Chicago Prisoners Suffering PTSD From Gang Violence

MS-13 Gang Member
Flickr/Mara Salvatrucha

Gang violence and the mounting death toll in Cook County, home to the City of Chicago, have gotten so bad that county jails are now treating prisoners for a civilian form of post-traumatic stress disorder (PTSD), according to a new report.

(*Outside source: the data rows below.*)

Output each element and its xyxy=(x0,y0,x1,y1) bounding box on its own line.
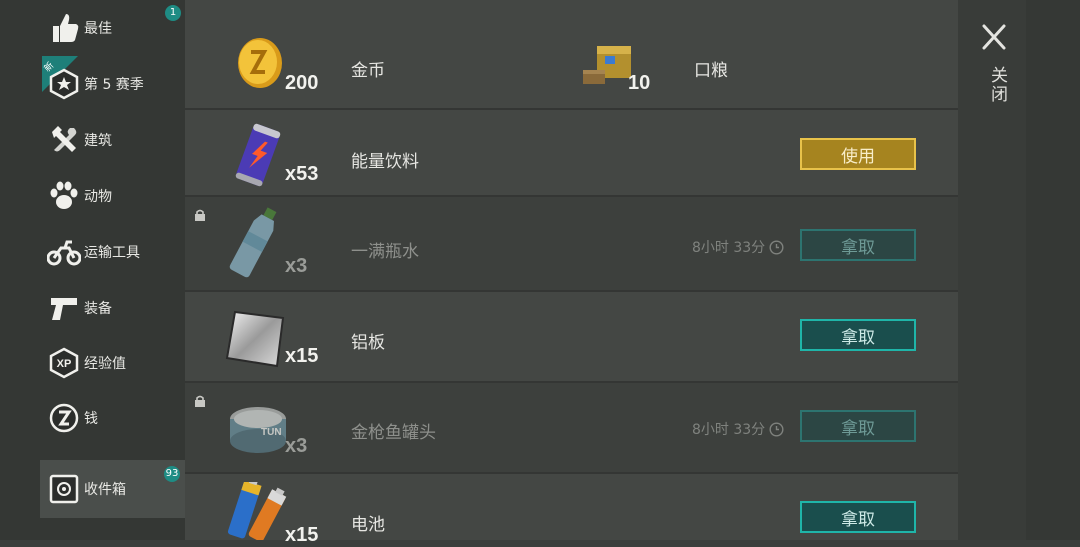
sidebar-item-label: 装备 xyxy=(84,301,112,317)
item-name: 电池 xyxy=(351,515,385,535)
sidebar-item-money[interactable]: 钱 xyxy=(40,390,185,446)
item-row: x53 能量饮料 使用 xyxy=(185,110,958,197)
right-edge xyxy=(1026,0,1080,540)
sidebar-item-label: 收件箱 xyxy=(84,482,126,498)
sidebar-item-vehicles[interactable]: 运输工具 xyxy=(40,224,185,280)
use-button[interactable]: 使用 xyxy=(800,138,916,170)
inbox-list: 200 金币 10 口粮 x53 能量饮料 使用 x3 一满瓶水 8小时 33分… xyxy=(185,0,958,546)
lock-icon xyxy=(194,392,206,411)
cooldown-timer: 8小时 33分 xyxy=(692,237,784,257)
sidebar-item-label: 经验值 xyxy=(84,356,126,372)
sidebar-item-label: 第 5 赛季 xyxy=(84,77,144,93)
water-bottle-icon xyxy=(221,207,291,278)
clock-icon xyxy=(769,421,784,437)
notification-badge: 1 xyxy=(165,5,181,21)
batteries-icon xyxy=(221,482,291,540)
sidebar-item-label: 动物 xyxy=(84,189,112,205)
sidebar-item-label: 运输工具 xyxy=(84,245,140,261)
item-name: 能量饮料 xyxy=(351,152,419,172)
sidebar: 最佳 1 新 第 5 赛季 建筑 动物 运输工具 装备 XP 经验值 钱 收件箱… xyxy=(0,0,185,540)
item-row-locked: x3 一满瓶水 8小时 33分 拿取 xyxy=(185,197,958,292)
sidebar-item-label: 钱 xyxy=(84,411,98,427)
sidebar-item-label: 建筑 xyxy=(84,133,112,149)
season-star-icon xyxy=(44,64,84,104)
thumbs-up-icon xyxy=(44,8,84,48)
sidebar-item-equipment[interactable]: 装备 xyxy=(40,280,185,336)
clock-icon xyxy=(769,239,784,255)
xp-icon: XP xyxy=(44,343,84,383)
ration-quantity: 10 xyxy=(628,72,651,94)
coin-icon xyxy=(44,398,84,438)
item-quantity: x15 xyxy=(285,345,319,367)
item-row: x15 电池 拿取 xyxy=(185,474,958,546)
timer-text: 8小时 33分 xyxy=(692,240,766,256)
tuna-can-icon: TUN xyxy=(223,395,293,465)
safe-icon xyxy=(44,469,84,509)
item-quantity: x3 xyxy=(285,255,308,277)
item-name: 一满瓶水 xyxy=(351,242,419,262)
motorcycle-icon xyxy=(44,232,84,272)
coin-quantity: 200 xyxy=(285,72,319,94)
item-quantity: x53 xyxy=(285,163,319,185)
take-button[interactable]: 拿取 xyxy=(800,229,916,261)
item-row-locked: TUN x3 金枪鱼罐头 8小时 33分 拿取 xyxy=(185,383,958,474)
sidebar-item-inbox[interactable]: 收件箱 xyxy=(40,460,185,518)
item-row: x15 铝板 拿取 xyxy=(185,292,958,383)
sidebar-item-experience[interactable]: XP 经验值 xyxy=(40,335,185,391)
reward-row: 200 金币 10 口粮 xyxy=(185,0,958,110)
pistol-icon xyxy=(44,288,84,328)
close-icon[interactable] xyxy=(981,22,1007,52)
xp-icon-text: XP xyxy=(57,358,72,370)
timer-text: 8小时 33分 xyxy=(692,422,766,438)
item-name: 金枪鱼罐头 xyxy=(351,423,436,443)
inbox-count-badge: 93 xyxy=(164,466,180,482)
sidebar-item-season[interactable]: 第 5 赛季 xyxy=(40,56,185,112)
aluminum-plate-icon xyxy=(221,302,291,372)
sidebar-item-building[interactable]: 建筑 xyxy=(40,112,185,168)
lock-icon xyxy=(194,206,206,225)
sidebar-item-best[interactable]: 最佳 xyxy=(40,0,185,56)
cooldown-timer: 8小时 33分 xyxy=(692,419,784,439)
item-name: 铝板 xyxy=(351,333,385,353)
close-label[interactable]: 关闭 xyxy=(985,66,1010,104)
paw-icon xyxy=(44,176,84,216)
ration-name: 口粮 xyxy=(694,61,728,81)
take-button[interactable]: 拿取 xyxy=(800,410,916,442)
sidebar-item-animals[interactable]: 动物 xyxy=(40,168,185,224)
sidebar-item-label: 最佳 xyxy=(84,21,112,37)
item-quantity: x3 xyxy=(285,435,308,457)
energy-drink-icon xyxy=(223,120,293,190)
take-button[interactable]: 拿取 xyxy=(800,501,916,533)
coin-name: 金币 xyxy=(351,61,385,81)
hammer-wrench-icon xyxy=(44,120,84,160)
can-label-text: TUN xyxy=(261,427,282,438)
item-quantity: x15 xyxy=(285,524,319,546)
take-button[interactable]: 拿取 xyxy=(800,319,916,351)
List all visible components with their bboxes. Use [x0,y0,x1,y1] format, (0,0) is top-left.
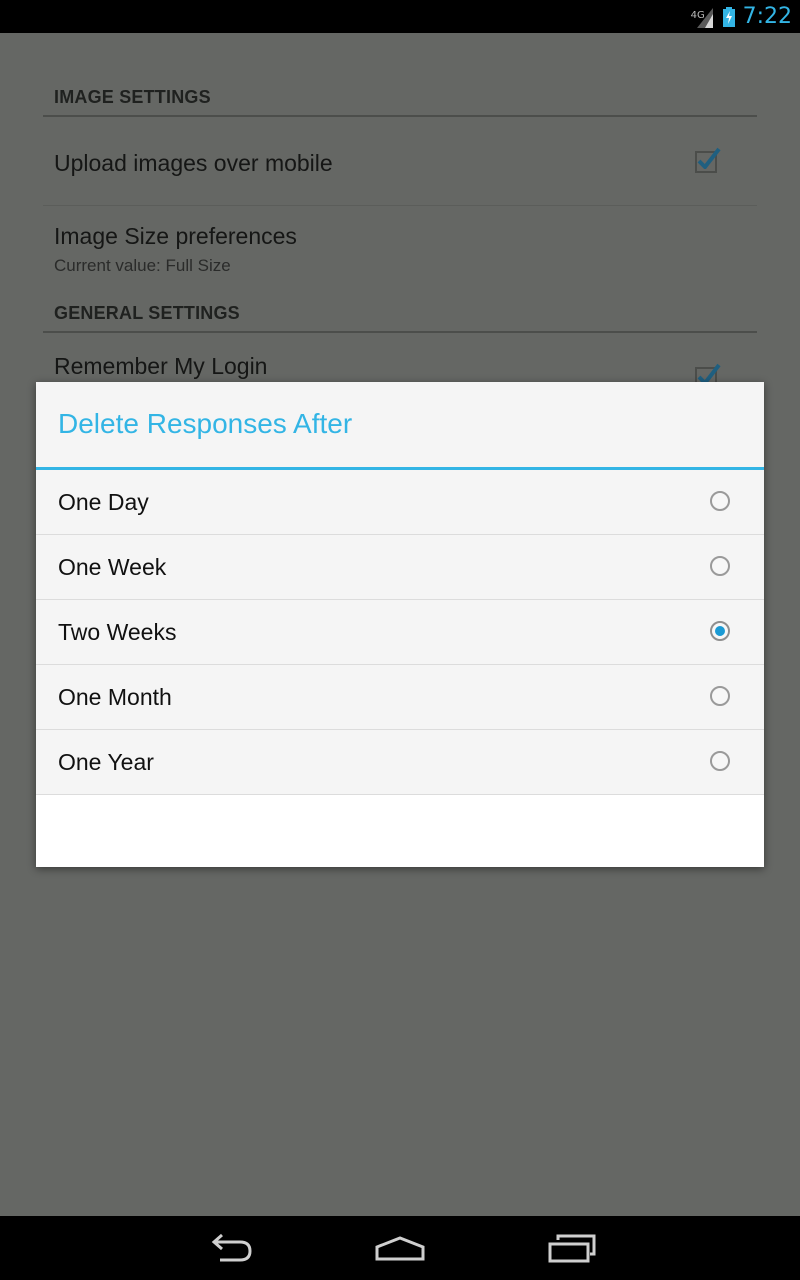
back-icon [211,1233,252,1262]
pref-image-size-summary: Current value: Full Size [54,256,231,275]
options-list: One Day One Week Two Weeks One Month One… [36,470,764,795]
clock: 7:22 [742,4,792,29]
checkmark-icon [697,147,721,169]
option-one-year[interactable]: One Year [36,730,764,795]
radio-button-selected[interactable] [710,621,730,641]
upload-images-checkbox[interactable] [695,147,721,173]
option-label: One Year [58,748,154,775]
delete-responses-dialog: Delete Responses After One Day One Week … [36,382,764,867]
network-type-label: 4G [690,9,705,21]
battery-icon [722,6,735,27]
section-header-image-settings: IMAGE SETTINGS [54,87,211,107]
radio-button[interactable] [710,556,730,576]
status-bar: 4G 7:22 [0,0,800,33]
dialog-footer [36,795,764,867]
pref-image-size-title: Image Size preferences [54,223,297,249]
radio-button[interactable] [710,751,730,771]
recents-button[interactable] [542,1230,602,1266]
navigation-bar [0,1216,800,1280]
section-divider [43,331,757,333]
option-label: One Week [58,553,167,580]
pref-upload-images-title: Upload images over mobile [54,150,333,176]
option-one-month[interactable]: One Month [36,665,764,730]
home-icon [375,1236,425,1261]
section-divider [43,115,757,117]
recents-icon [548,1234,596,1263]
option-label: Two Weeks [58,618,177,645]
option-label: One Month [58,683,172,710]
dialog-title: Delete Responses After [58,408,353,439]
back-button[interactable] [200,1230,260,1266]
option-two-weeks[interactable]: Two Weeks [36,600,764,665]
row-divider [43,205,757,206]
option-label: One Day [58,488,149,515]
home-button[interactable] [370,1230,430,1266]
signal-icon: 4G [690,6,715,28]
option-one-day[interactable]: One Day [36,470,764,535]
radio-button[interactable] [710,686,730,706]
radio-button[interactable] [710,491,730,511]
option-one-week[interactable]: One Week [36,535,764,600]
section-header-general-settings: GENERAL SETTINGS [54,303,240,323]
pref-remember-login-title: Remember My Login [54,353,268,379]
status-icons: 4G 7:22 [690,0,792,33]
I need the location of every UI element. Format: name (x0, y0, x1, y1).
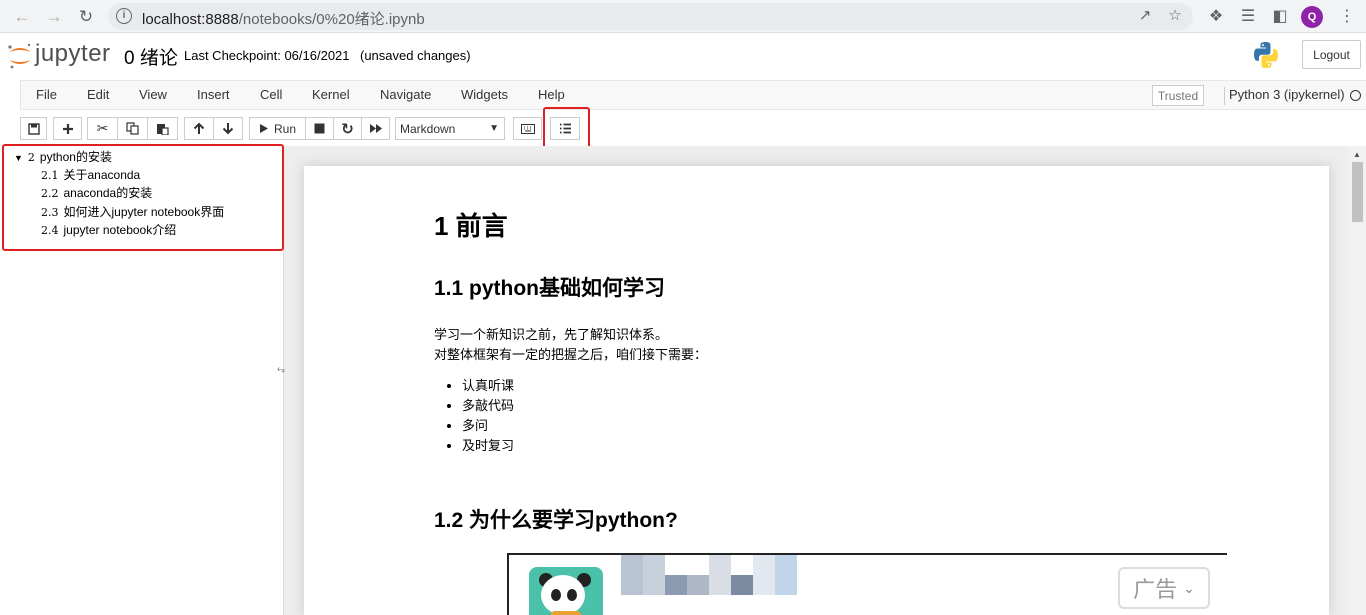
panda-avatar (529, 567, 603, 615)
kernel-idle-icon (1350, 90, 1361, 101)
chevron-down-icon: ▼ (489, 123, 499, 134)
move-down-button[interactable] (213, 117, 243, 140)
move-up-button[interactable] (184, 117, 214, 140)
paste-icon (157, 124, 169, 135)
url-host: localhost:8888 (142, 11, 239, 28)
heading-foreword: 1 前言 (434, 211, 508, 241)
fast-forward-icon (369, 124, 382, 133)
plus-icon (62, 123, 73, 134)
menu-widgets[interactable]: Widgets (461, 87, 508, 102)
unsaved-status: (unsaved changes) (360, 48, 471, 63)
menu-navigate[interactable]: Navigate (380, 87, 431, 102)
jupyter-logo-text: jupyter (35, 40, 111, 67)
site-info-icon[interactable]: i (116, 8, 132, 24)
media-queue-icon[interactable]: ☰ (1236, 5, 1260, 29)
last-checkpoint: Last Checkpoint: 06/16/2021 (184, 48, 350, 63)
jupyter-logo-icon[interactable] (5, 41, 35, 71)
toc-highlight-box (2, 144, 284, 251)
list-item: 多问 (462, 416, 514, 436)
scissors-icon: ✂ (96, 120, 109, 136)
menubar: File Edit View Insert Cell Kernel Naviga… (20, 80, 1366, 110)
run-label: Run (273, 121, 296, 136)
save-button[interactable] (20, 117, 47, 140)
paragraph-line-1: 学习一个新知识之前，先了解知识体系。 (434, 327, 669, 342)
profile-avatar[interactable]: Q (1301, 6, 1323, 28)
play-icon (259, 124, 268, 133)
notebook-title[interactable]: 0 绪论 (124, 43, 178, 70)
heading-why-python: 1.2 为什么要学习python? (434, 509, 678, 532)
embedded-ad-image[interactable]: 广告 ⌄ (507, 553, 1227, 615)
blurred-text (621, 555, 797, 595)
menu-kernel[interactable]: Kernel (312, 87, 350, 102)
back-arrow-icon[interactable]: ← (10, 5, 34, 29)
chevron-down-icon: ⌄ (1183, 579, 1195, 596)
page-scrollbar[interactable]: ▲ (1349, 146, 1366, 615)
list-item: 多敲代码 (462, 396, 514, 416)
cut-button[interactable]: ✂ (87, 117, 118, 140)
ad-label-text: 广告 (1133, 577, 1178, 602)
ad-label[interactable]: 广告 ⌄ (1118, 567, 1210, 609)
reload-icon[interactable]: ↻ (74, 5, 98, 29)
jupyter-header: jupyter 0 绪论 Last Checkpoint: 06/16/2021… (0, 33, 1366, 78)
url-text: localhost:8888/notebooks/0%20绪论.ipynb (142, 8, 425, 29)
restart-icon: ↻ (341, 120, 354, 138)
paragraph-line-2: 对整体框架有一定的把握之后，咱们接下需要： (434, 347, 708, 362)
interrupt-button[interactable] (305, 117, 334, 140)
save-icon (27, 122, 40, 135)
forward-arrow-icon[interactable]: → (42, 5, 66, 29)
toc-resize-handle[interactable]: ⥆ (277, 364, 285, 375)
restart-button[interactable]: ↻ (333, 117, 362, 140)
address-bar[interactable]: i localhost:8888/notebooks/0%20绪论.ipynb … (108, 3, 1193, 30)
restart-run-all-button[interactable] (361, 117, 390, 140)
browser-toolbar: ← → ↻ i localhost:8888/notebooks/0%20绪论.… (0, 0, 1366, 33)
cell-type-select[interactable]: Markdown ▼ (395, 117, 505, 140)
side-panel-icon[interactable]: ◧ (1268, 5, 1292, 29)
menu-file[interactable]: File (36, 87, 57, 102)
arrow-down-icon (222, 123, 234, 135)
list-item: 及时复习 (462, 436, 514, 456)
menu-edit[interactable]: Edit (87, 87, 109, 102)
trusted-indicator[interactable]: Trusted (1152, 85, 1204, 106)
run-button[interactable]: Run (249, 117, 306, 140)
bookmark-star-icon[interactable]: ☆ (1165, 6, 1185, 26)
kernel-name[interactable]: Python 3 (ipykernel) (1224, 87, 1345, 105)
notebook-page: 1 前言 1.1 python基础如何学习 学习一个新知识之前，先了解知识体系。… (304, 166, 1329, 615)
share-icon[interactable]: ↗ (1135, 6, 1155, 26)
copy-button[interactable] (117, 117, 148, 140)
heading-how-to-learn: 1.1 python基础如何学习 (434, 277, 666, 300)
arrow-up-icon (193, 122, 205, 134)
notebook-toolbar: ✂ Run ↻ Markdown ▼ (0, 112, 1366, 146)
copy-icon (126, 122, 139, 135)
logout-button[interactable]: Logout (1302, 40, 1361, 69)
scroll-thumb[interactable] (1352, 162, 1363, 222)
command-palette-button[interactable] (513, 117, 542, 140)
list-item: 认真听课 (462, 376, 514, 396)
toc-button-highlight (543, 107, 590, 149)
keyboard-icon (520, 123, 535, 134)
study-tips-list: 认真听课 多敲代码 多问 及时复习 (446, 376, 514, 456)
more-menu-icon[interactable]: ⋮ (1335, 5, 1359, 29)
stop-icon (314, 123, 325, 134)
insert-cell-button[interactable] (53, 117, 82, 140)
paste-button[interactable] (147, 117, 178, 140)
menu-cell[interactable]: Cell (260, 87, 282, 102)
menu-insert[interactable]: Insert (197, 87, 230, 102)
url-path: /notebooks/0%20绪论.ipynb (238, 11, 425, 28)
menu-view[interactable]: View (139, 87, 167, 102)
cell-type-value: Markdown (400, 121, 456, 136)
menu-help[interactable]: Help (538, 87, 565, 102)
scroll-up-arrow-icon[interactable]: ▲ (1353, 150, 1361, 159)
extensions-puzzle-icon[interactable]: ❖ (1204, 5, 1228, 29)
python-logo-icon (1254, 42, 1278, 68)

The Chicago Sun-Times reports on the work of Elli Petacque Montgomery, the chief clinical social worker in the Cook County Sheriff’s office, whose job is to watch for and identify prisoners that might have mental problems. One thing Montgomery is finding, the reports says, is that prisoners are coming into the jail with PTSD because of the incredible violence they see on a daily basis.

“The killing fields of Chicago,” the paper said on Tuesday, “have left thousands of people damaged by the same trauma that veterans have experienced overseas, officials say.”

Employing the street nickname that Chicgao earned during this past summer of constant shootings and murders, Mrs. Montgomery said that the city is like a war zone.

“What we have down here [in the jail intake] is Chiraq,” Montgomery said. “We see people without eyes, missing limbs, in wheelchairs, disabled from being shot. They’re just like veterans of wars.”

The Times notes that the Sheriff’s office isn’t alone in identifying PTSD in Chicago’s citizens. Other groups, like the city YMCA and several hospitals, have also identified the mental ailment in patients who live in violence-prone neighborhoods.

As 2014 comes to a close, the number of shot, wounded and killed has grown since 2013. There were 434 more shootings in Chicago in 2014 than in 2013 with a total of 2619 shot this year. In 2013, 375 were killed by gunfire, and in 2014, 388 lost their lives.